World Cheese Encyclopaedia - Each Sunday learn all about a new cheese.
This week Valtellina Casera from Italy.
Country: Italy 🇮🇹
Region: Lombardy, Province of Sondrio
Made from: Cow’s milk
Texture: Semi-soft, elastic
Taste: Sweet, delicate, herbs, fruit
Certification: PDO (Protected Designation of Origin)
Aging: minimum 70 days
Valtellina Casera is a cheese made from semi-skimmed cows’ milk in the northern Italian province of Sondrio. Its origins date back to the sixteenth century and it is much used in the cuisine of the Valtellina: particularly in dishes based on buckwheat flour such as pizzoccheri and sciatt (toad(s) in Lombard language).
It has had Protected designation of origin (PDO) status under European Union law since 1996; its production is managed by the Consorzio Tutela Formaggi Valtellina Casera e Bitto and certification is regulated by CSQA of Thiene.
This is the alter ego of ‘Bitto’ cheese, produced mainly in the autumn, winter and spring months and made exclusively on the alpine pastures. It can be ripened with excellent results but it is often preferred fresh on its own or as an ingredient of traditional Valtellina recipes.
Valtellina Casera DOP is a high quality cheese, with mountain tastes and scents. Its particularity is due to the use of local materials, obtained from animals free to feed in the rich local pastures, which gives the cheese an intense and pleasant aroma.
The shape is cylindrical, quite short and flattened, with a flat lateral surface. The rind has a typical straw-yellow color, which becomes darker at the end of the maturation.
The taste of Valtellina Casera is special because of the presence of aromatic notes of mountain’s herbs and dried fruit. The taste is sweet, more delicate for the younger wheels, slightly intense for the older.
The production of Valtellina Casera DOP is strictly regulated. The milk’s collection and all the processes that lead to its production must take place in the province of Sondrio, in Lombardia.
Cow’s milk is left to stand for half a day and then skimmed. It is then coagulated, using calf’s rennet. The curd is then broken into little pieces, heated at a temperature of 43°C for 30 minutes. Once the granules have condensed together, they are wrapped in cotton cloths and moved to the typical “fascere” (cheese molds). The paste is pressed manually, in order to squeeze out the excess buttermilk. After not less than 12 hours, each mold is salted, dry or in brine. The cheese then undergoes at least 70 days of maturation.
Some manufacturers prefer to use the original maturation inside the traditional “casere”, which guarantees a good temperature and humidity. During seasoning, each shape is turned upside down many times, in order to avoid deposits of buttermilk.
Valtellina Casera has an ancient history, which is intertwined with the dairy tradition of the Alps in Lombardia. In particular, this important cheese is one of the protagonists of the diffusion of the social and shifting dairies of the Sixteenth century. In this period, the breeders started to meet inside the first cooperatives.

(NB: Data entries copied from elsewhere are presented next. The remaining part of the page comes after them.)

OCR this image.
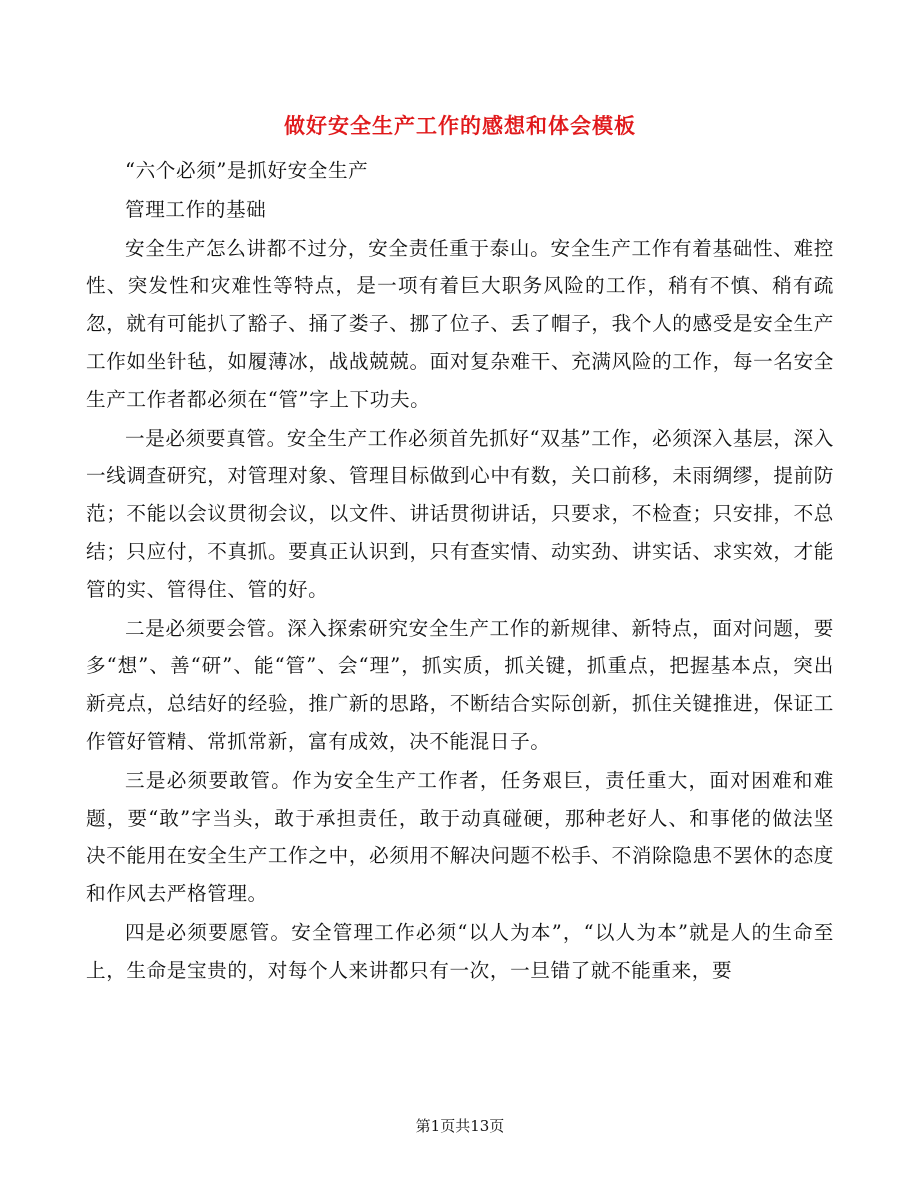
做好安全生产工作的感想和体会模板

“六个必须”是抓好安全生产

管理工作的基础

安全生产怎么讲都不过分，安全责任重于泰山。安全生产工作有着基础性、难控性、突发性和灾难性等特点，是一项有着巨大职务风险的工作，稍有不慎、稍有疏忽，就有可能扒了豁子、捅了娄子、挪了位子、丢了帽子，我个人的感受是安全生产工作如坐针毡，如履薄冰，战战兢兢。面对复杂难干、充满风险的工作，每一名安全生产工作者都必须在“管”字上下功夫。

一是必须要真管。安全生产工作必须首先抓好“双基”工作，必须深入基层，深入一线调查研究，对管理对象、管理目标做到心中有数，关口前移，未雨绸缪，提前防范；不能以会议贯彻会议，以文件、讲话贯彻讲话，只要求，不检查；只安排，不总结；只应付，不真抓。要真正认识到，只有查实情、动实劲、讲实话、求实效，才能管的实、管得住、管的好。

二是必须要会管。深入探索研究安全生产工作的新规律、新特点，面对问题，要多“想”、善“研”、能“管”、会“理”，抓实质，抓关键，抓重点，把握基本点，突出新亮点，总结好的经验，推广新的思路，不断结合实际创新，抓住关键推进，保证工作管好管精、常抓常新，富有成效，决不能混日子。

三是必须要敢管。作为安全生产工作者，任务艰巨，责任重大，面对困难和难题，要“敢”字当头，敢于承担责任，敢于动真碰硬，那种老好人、和事佬的做法坚决不能用在安全生产工作之中，必须用不解决问题不松手、不消除隐患不罢休的态度和作风去严格管理。

四是必须要愿管。安全管理工作必须“以人为本”，“以人为本”就是人的生命至上，生命是宝贵的，对每个人来讲都只有一次，一旦错了就不能重来，要

第1页共13页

Milk was transported every day to these cooperatives, where it was processed all together. During the centuries, this system grew, evolving and adapting to technology, until it started to dominate even the modern dairy scene.
Valtellina Casera took its name, in addition to the place of origin, from the ancient “casere”, particular locales in which cheeses where left to season.
How to enjoy it
Valtellina Casera is perfect to be consumed on its own and in many recipes. It can be enjoyed alone or with some rustic bread, as Pane di Altamura DOP or the typical rye bread of these lands.
Inside the regional cooking of Lombardia, Valtellina Casera is often mentioned as an ingredient for many recipes. For example, we can find it in the “pizzoccheri” from Valtellina, some tagliatelle with buckwheat, or “sciatt” or “chiscioi”, a kind of pancake with a heart of melted Valtellina Casera. Alternatively, it can be used in a good risotto, maybe adding some grated Parmigiano Reggiano DOP.
Valtellina Casera goes best with full red wines , with fruity notes. Among the local products, it goes particularly well with Sforzato di Valtellina or “Sfursat” DOCG, and also Rosso di Valtellina DOC, both made from Nebbiolo grapes.